65in, Freeview HD, DVB-S2, 3,840x2,160 resolution, 3D: yes, 5x HDMI

The Philips 65PFL9708 will let you watch Ultra HD content on its massive 65in screen, though at present you're more likely to be upscaling Full HD content to the Ultra HD resolution of 3,840x2,160. Although Ultra HD TVs are becoming more common, they’re still very expensive, so one of the most attractive features of the 9708 is its price. At £4,499 the 65PFL9708 is much cheaper than Ultra HD TV sets from rival manufacturers such as Sony, Samsung and LG.

Philips 65PFL9708

The 9708 certainly has a good selection of connection ports, with no less than five HDMI ports. The fifth port feeds directly into a dedicated processing board designed to handle Ultra HD content. Unfortunately, it doesn’t conform to the new HDMI 2.0 standard, so users won’t be able to Ultra HD content at 60 frames per second until Philips releases a promised external upgrade kit. The 9708 also has component and SCART video inputs, an optical digital audio output, three USB ports, a Common Interface slot and an Ethernet port.

Philips 65PFL9708

The 9708 makes good use of Philips' AmbiLight system, which uses an array of colour LEDs on the back of the TV to project colours on the surface behind the television. The Ambilight LEDs change colour to reflect the colours on screen so that the pictures you’re viewing appear to bleed out of the top and sides of the frame. We're fans of the effect because it provides a greater sense of immersion when watching films and sports.
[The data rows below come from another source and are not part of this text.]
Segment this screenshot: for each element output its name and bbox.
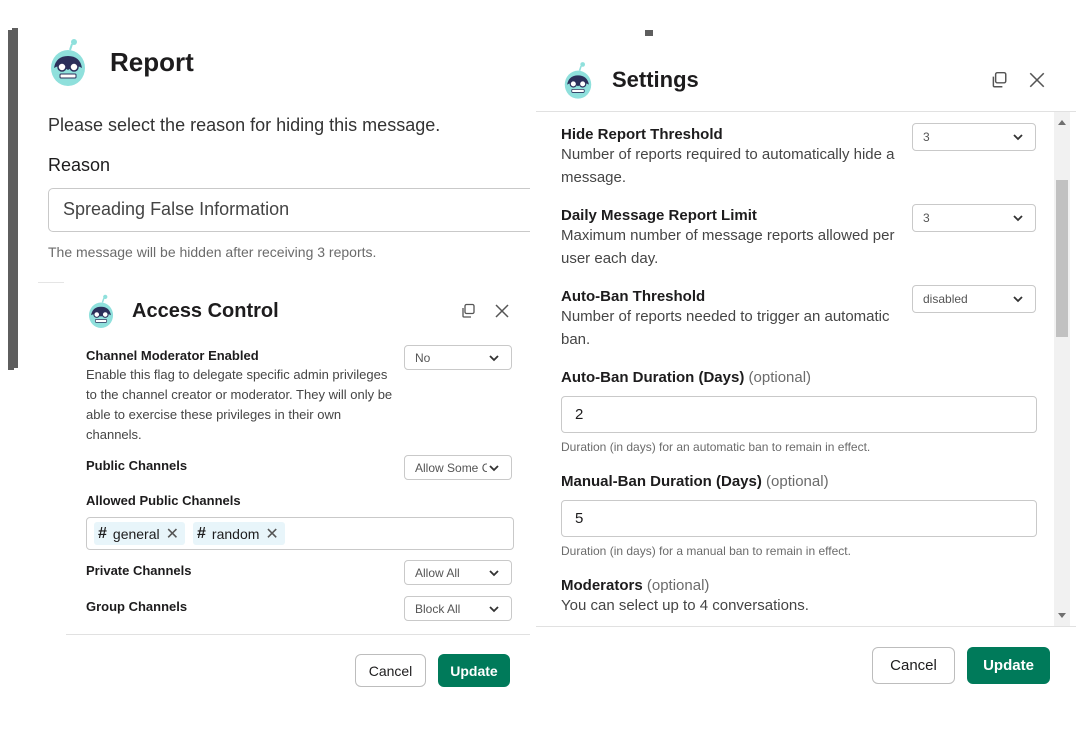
public-channels-select[interactable]: Allow Some Ch (404, 455, 512, 480)
auto-ban-threshold-select[interactable]: disabled (912, 285, 1036, 313)
manual-ban-duration-setting: Manual-Ban Duration (Days) (optional) (561, 473, 829, 490)
chevron-down-icon (489, 605, 499, 612)
private-channels-setting: Private Channels Allow All (86, 560, 512, 585)
auto-ban-threshold-value: disabled (923, 292, 968, 306)
daily-report-limit-select[interactable]: 3 (912, 204, 1036, 232)
channel-chip: # general ✕ (94, 522, 186, 545)
optional-tag: (optional) (766, 473, 829, 490)
channel-moderator-setting: Channel Moderator Enabled Enable this fl… (86, 345, 512, 445)
robot-avatar-icon (51, 39, 85, 86)
scrollbar-thumb[interactable] (1056, 180, 1068, 337)
cancel-button[interactable]: Cancel (872, 647, 955, 684)
manual-ban-duration-input[interactable]: 5 (561, 500, 1037, 537)
chevron-down-icon (1013, 296, 1023, 303)
auto-ban-duration-hint: Duration (in days) for an automatic ban … (561, 440, 871, 454)
private-channels-value: Allow All (415, 565, 460, 580)
robot-avatar-icon (564, 62, 592, 99)
moderators-label: Moderators (optional) (561, 577, 961, 594)
daily-report-limit-value: 3 (923, 211, 930, 225)
settings-footer-divider (536, 626, 1076, 627)
channel-moderator-select[interactable]: No (404, 345, 512, 370)
auto-ban-duration-label: Auto-Ban Duration (Days) (optional) (561, 369, 811, 386)
access-control-modal: Access Control Channel Moderator Enabled… (66, 278, 530, 704)
cancel-button[interactable]: Cancel (355, 654, 426, 687)
manual-ban-duration-hint: Duration (in days) for a manual ban to r… (561, 544, 851, 558)
manual-ban-duration-label: Manual-Ban Duration (Days) (optional) (561, 473, 829, 490)
hide-report-threshold-value: 3 (923, 130, 930, 144)
auto-ban-duration-label-text: Auto-Ban Duration (Days) (561, 369, 745, 386)
hide-report-threshold-label: Hide Report Threshold (561, 126, 723, 143)
group-channels-setting: Group Channels Block All (86, 596, 512, 621)
settings-header: Settings (564, 61, 1046, 99)
reason-select[interactable]: Spreading False Information (48, 188, 568, 232)
auto-ban-threshold-label: Auto-Ban Threshold (561, 288, 706, 305)
auto-ban-duration-input[interactable]: 2 (561, 396, 1037, 433)
auto-ban-threshold-setting: Auto-Ban Threshold Number of reports nee… (561, 285, 1036, 351)
access-control-title: Access Control (132, 299, 279, 322)
hide-report-threshold-description: Number of reports required to automatica… (561, 146, 895, 186)
settings-scrollbar[interactable] (1054, 112, 1070, 626)
optional-tag: (optional) (646, 577, 710, 594)
hash-icon: # (98, 524, 107, 542)
update-button[interactable]: Update (967, 647, 1050, 684)
allowed-public-channels-label: Allowed Public Channels (86, 493, 241, 508)
scroll-down-arrow[interactable] (1058, 613, 1066, 618)
public-channels-value: Allow Some Ch (415, 460, 487, 475)
auto-ban-duration-setting: Auto-Ban Duration (Days) (optional) (561, 369, 811, 386)
hide-report-threshold-select[interactable]: 3 (912, 123, 1036, 151)
channel-chip-label: general (112, 525, 160, 542)
chevron-down-icon (489, 354, 499, 361)
remove-x-icon[interactable]: ✕ (265, 524, 278, 544)
report-header: Report (50, 38, 194, 86)
remove-x-icon[interactable]: ✕ (166, 524, 179, 544)
channel-chip-label: random (211, 525, 260, 542)
copy-icon[interactable] (460, 303, 476, 319)
report-prompt: Please select the reason for hiding this… (48, 115, 441, 135)
public-channels-setting: Public Channels Allow Some Ch (86, 455, 512, 480)
allowed-public-channels-input[interactable]: # general ✕ # random ✕ (86, 517, 514, 550)
robot-avatar-icon (88, 294, 114, 328)
daily-report-limit-label: Daily Message Report Limit (561, 207, 757, 224)
chevron-down-icon (1013, 215, 1023, 222)
settings-body: Hide Report Threshold Number of reports … (536, 112, 1076, 626)
daily-report-limit-setting: Daily Message Report Limit Maximum numbe… (561, 204, 1036, 270)
hide-report-threshold-setting: Hide Report Threshold Number of reports … (561, 123, 1036, 189)
reason-label: Reason (48, 155, 111, 175)
moderators-description: You can select up to 4 conversations. (561, 597, 809, 614)
hash-icon: # (197, 524, 206, 542)
report-hint: The message will be hidden after receivi… (48, 244, 377, 260)
chevron-down-icon (1013, 134, 1023, 141)
chevron-down-icon (489, 464, 499, 471)
close-icon[interactable] (1028, 71, 1046, 89)
scroll-up-arrow[interactable] (1058, 120, 1066, 125)
access-control-footer-divider (66, 634, 530, 635)
settings-modal: Settings Hide Report Threshold Number of… (536, 41, 1076, 704)
optional-tag: (optional) (748, 369, 812, 386)
channel-moderator-description: Enable this flag to delegate specific ad… (86, 367, 393, 442)
update-button[interactable]: Update (438, 654, 510, 687)
moderators-setting: Moderators (optional) You can select up … (561, 577, 961, 617)
auto-ban-threshold-description: Number of reports needed to trigger an a… (561, 308, 890, 348)
channel-chip: # random ✕ (193, 522, 285, 545)
settings-title: Settings (612, 67, 699, 92)
chevron-down-icon (489, 569, 499, 576)
copy-icon[interactable] (990, 71, 1008, 89)
allowed-public-channels-setting: Allowed Public Channels (86, 493, 512, 508)
private-channels-select[interactable]: Allow All (404, 560, 512, 585)
access-control-header: Access Control (88, 294, 510, 328)
moderators-label-text: Moderators (561, 577, 643, 594)
channel-moderator-value: No (415, 350, 431, 365)
manual-ban-duration-label-text: Manual-Ban Duration (Days) (561, 473, 762, 490)
report-title: Report (110, 46, 194, 77)
group-channels-select[interactable]: Block All (404, 596, 512, 621)
close-icon[interactable] (494, 303, 510, 319)
group-channels-value: Block All (415, 601, 461, 616)
daily-report-limit-description: Maximum number of message reports allowe… (561, 227, 895, 267)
Philips provided us with a video server for the purposes of our review, which contained ultra high-definition video footage. However, the footage was mostly made up of high-resolution time-lapse photography that had been spliced together to make a video rather than native Ultra HD motion video. The detailed vistas, brightly coloured skies and sharp textures certainly looked impressive, but to see how the 9708 coped with proper Ultra HD video we also watched Blender Foundation’s open-source Ultra HD video Tears of Steel.

The extra detail present in Ultra HD video is nothing short of breathtaking. Facial features, cloth textures and texture detail in things such as brickwork and metal look incredible, thanks in part to the 9708's brilliantly sharp picture. The Ultra Resolution setting, added more perceived details, but the differences were small enough that most people won't be able to spot them from an average viewing distance. Action sequences proved troublesome, and we did see some artefacts, such as when watching football. The artefacting doesn't ruin the picture, but it is distracting.

Philips has used a VA panel for the 9708. VA panels may not be able to match IPS panels for viewing angles, but the 9708’s VA panel certainly helped create excellent contrast in darker scenes. The Colour Enhancement option made colours look a little too oversaturated, but the 9708 produced more natural-looking images when we switched Colour Enhancement off, changed colour temperature to neutral and slightly reduced the colour setting.